A lack of close binaries among hot horizontal branch stars in globular clusters - M80 and NGC5986

Recent investigations have revealed a surprising lack of close binaries among extreme horizontal branch (EHB) stars in the globular cluster NGC6752, at variance with the analogous sdB field stars. Another puzzling result concerns the derived spectroscopic masses for some EHB stars. The present paper extends our study of NGC6752 to M80 and NGC5986. Twenty-one horizontal branch stars (out of which 5 EHBs) in NGC5986 and 31 in M80 (11 EHBs) were observed during four consecutive nights. We measured radial velocity variations, temperatures, gravities, and helium abundances. By means of a statistical analysis, we detected one EHB close binary candidate per cluster. In M80, the best estimate of the close binary EHB fraction is f=12%, and even the lowest estimate of the binary fraction among field sdB stars can be ruled out within a 90% confidence level. Because of the small observed sample, no strong conclusions can be drawn on the close EHB binary fraction for NGC5986, although our best estimate is rather low (f=25%). For the discrepancy in spectroscopic derived masses with theoretical models observed in NGC6752, our analysis of M80 EHB stars shows a similar trend. For the first time, we report a clear trend in surface helium abundance with temperature. Our results show that the deficiency of close binaries among EHB stars is now confirmed in two, and possibly three, globular clusters. This feature is therefore not a peculiarity of NGC6752. Our analysis also proves that the strangely high spectroscopic masses among EHB stars are now confirmed in at least a second cluster. Our results confirm that f could be a function of the age of the sdB star population, but we find that recent models have some problem reproducing all observations.

💡 Research Summary

The paper extends the investigation of extreme horizontal‑branch (EHB) stars that began with the globular cluster NGC 6752, where a surprisingly low fraction of close binaries and anomalously high spectroscopic masses were reported.
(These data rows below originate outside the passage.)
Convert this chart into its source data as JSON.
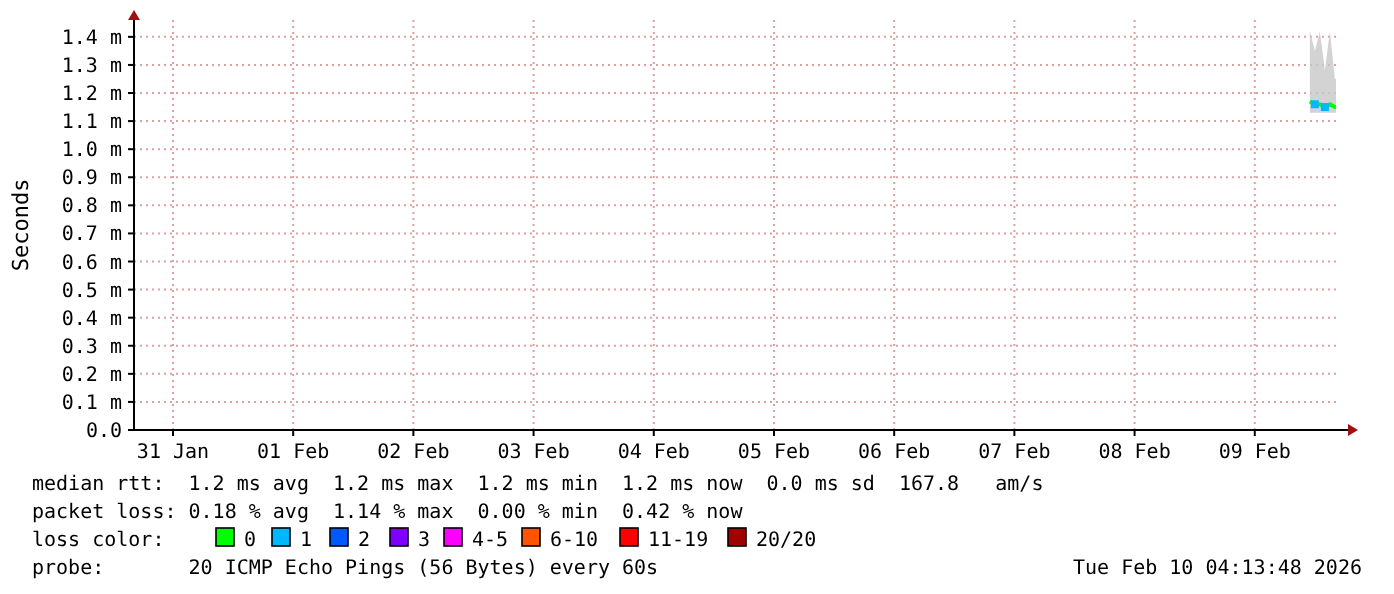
{
  "chart_data": {
    "type": "line",
    "ylabel": "Seconds",
    "legend_title": "loss color:",
    "legend": "bottom",
    "grid": true,
    "x": [
      "2026-02-09T23:00",
      "2026-02-10T00:00",
      "2026-02-10T01:00",
      "2026-02-10T02:00",
      "2026-02-10T03:00",
      "2026-02-10T04:00",
      "2026-02-10T04:13"
    ],
    "xlim": [
      "2026-01-31T04:13",
      "2026-02-10T04:13"
    ],
    "xticks": [
      {
        "value": "2026-01-31T12:00",
        "label": "31 Jan"
      },
      {
        "value": "2026-02-01T12:00",
        "label": "01 Feb"
      },
      {
        "value": "2026-02-02T12:00",
        "label": "02 Feb"
      },
      {
        "value": "2026-02-03T12:00",
        "label": "03 Feb"
      },
      {
        "value": "2026-02-04T12:00",
        "label": "04 Feb"
      },
      {
        "value": "2026-02-05T12:00",
        "label": "05 Feb"
      },
      {
        "value": "2026-02-06T12:00",
        "label": "06 Feb"
      },
      {
        "value": "2026-02-07T12:00",
        "label": "07 Feb"
      },
      {
        "value": "2026-02-08T12:00",
        "label": "08 Feb"
      },
      {
        "value": "2026-02-09T12:00",
        "label": "09 Feb"
      }
    ],
    "ylim": [
      0,
      1.46
    ],
    "yticks": [
      {
        "value": 0,
        "label": "0.0"
      },
      {
        "value": 0.1,
        "label": "0.1 m"
      },
      {
        "value": 0.2,
        "label": "0.2 m"
      },
      {
        "value": 0.3,
        "label": "0.3 m"
      },
      {
        "value": 0.4,
        "label": "0.4 m"
      },
      {
        "value": 0.5,
        "label": "0.5 m"
      },
      {
        "value": 0.6,
        "label": "0.6 m"
      },
      {
        "value": 0.7,
        "label": "0.7 m"
      },
      {
        "value": 0.8,
        "label": "0.8 m"
      },
      {
        "value": 0.9,
        "label": "0.9 m"
      },
      {
        "value": 1.0,
        "label": "1.0 m"
      },
      {
        "value": 1.1,
        "label": "1.1 m"
      },
      {
        "value": 1.2,
        "label": "1.2 m"
      },
      {
        "value": 1.3,
        "label": "1.3 m"
      },
      {
        "value": 1.4,
        "label": "1.4 m"
      }
    ],
    "series": [
      {
        "name": "0",
        "color": "#00ff00",
        "values": [
          1.17,
          1.16,
          1.16,
          1.15,
          1.16,
          1.15,
          1.15
        ],
        "lower": [
          1.13,
          1.13,
          1.13,
          1.13,
          1.13,
          1.13,
          1.13
        ],
        "upper": [
          1.42,
          1.35,
          1.42,
          1.28,
          1.42,
          1.25,
          1.25
        ]
      },
      {
        "name": "1",
        "color": "#00b8ff",
        "type": "scatter",
        "marker": "square",
        "values": [
          null,
          1.16,
          null,
          1.15,
          null,
          null,
          null
        ]
      },
      {
        "name": "2",
        "color": "#0059ff",
        "values": [
          null,
          null,
          null,
          null,
          null,
          null,
          null
        ]
      },
      {
        "name": "3",
        "color": "#7e00ff",
        "values": [
          null,
          null,
          null,
          null,
          null,
          null,
          null
        ]
      },
      {
        "name": "4-5",
        "color": "#ff00ff",
        "values": [
          null,
          null,
          null,
          null,
          null,
          null,
          null
        ]
      },
      {
        "name": "6-10",
        "color": "#ff5500",
        "values": [
          null,
          null,
          null,
          null,
          null,
          null,
          null
        ]
      },
      {
        "name": "11-19",
        "color": "#ff0000",
        "values": [
          null,
          null,
          null,
          null,
          null,
          null,
          null
        ]
      },
      {
        "name": "20/20",
        "color": "#a10000",
        "values": [
          null,
          null,
          null,
          null,
          null,
          null,
          null
        ]
      }
    ],
    "annotations": [
      "median rtt:  1.2 ms avg  1.2 ms max  1.2 ms min  1.2 ms now  0.0 ms sd  167.8   am/s",
      "packet loss: 0.18 % avg  1.14 % max  0.00 % min  0.42 % now",
      "probe:       20 ICMP Echo Pings (56 Bytes) every 60s",
      "Tue Feb 10 04:13:48 2026"
    ]
  }
}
The authors observed 31 horizontal‑branch stars in M 80 (including 11 EHB stars) and 21 in NGC 5986 (including 5 EHB stars) over four consecutive nights, obtaining high‑resolution spectra that allowed precise measurements of radial‑velocity (RV) variations, effective temperatures, surface gravities, and helium abundances.

Radial‑velocity analysis identified a single close‑binary candidate in each cluster. In M 80 the statistical treatment yields a best‑estimate close‑binary fraction of f ≈ 12 % for EHB stars, with a 90 % confidence level that the fraction is significantly lower than the minimum binary fraction observed among field sdB stars (≈ 50 %). The small sample in NGC 5986 prevents a robust determination, but the most likely value is f ≈ 25 %, still well below the field population.

Spectroscopic mass determinations for the EHB stars in M 80 reveal the same systematic excess over canonical evolutionary models that was previously found in NGC 6752. This confirms that the “over‑mass” problem is not confined to a single cluster. Moreover, for the first time a clear monotonic increase of surface helium abundance with effective temperature is reported: stars hotter than ~20 000 K show markedly higher He/H ratios, suggesting temperature‑dependent diffusion or mixing processes that are not fully captured by current models.

The authors conclude that the deficiency of close binaries among EHB stars is a general property of at least two, and possibly three, globular clusters, indicating that the formation channels operating in dense cluster environments differ from those that dominate the field sdB population. The persistence of high spectroscopic masses across clusters further challenges single‑star evolutionary tracks and points to additional physics—perhaps enhanced mass loss, binary interactions that leave no detectable RV signal, or dynamical effects unique to clusters.

Finally, the paper discusses the implication that the binary fraction may be a function of the age of the sdB/EHB population, as older clusters appear to host fewer close binaries. However, recent binary‑evolution models struggle to reproduce simultaneously the low binary fraction, the high masses, and the observed helium‑temperature trend. The authors call for more extensive time‑series spectroscopy, larger samples across clusters of varying ages and metallicities, and refined theoretical models that incorporate cluster dynamics, diffusion, and mass‑loss processes to resolve these discrepancies.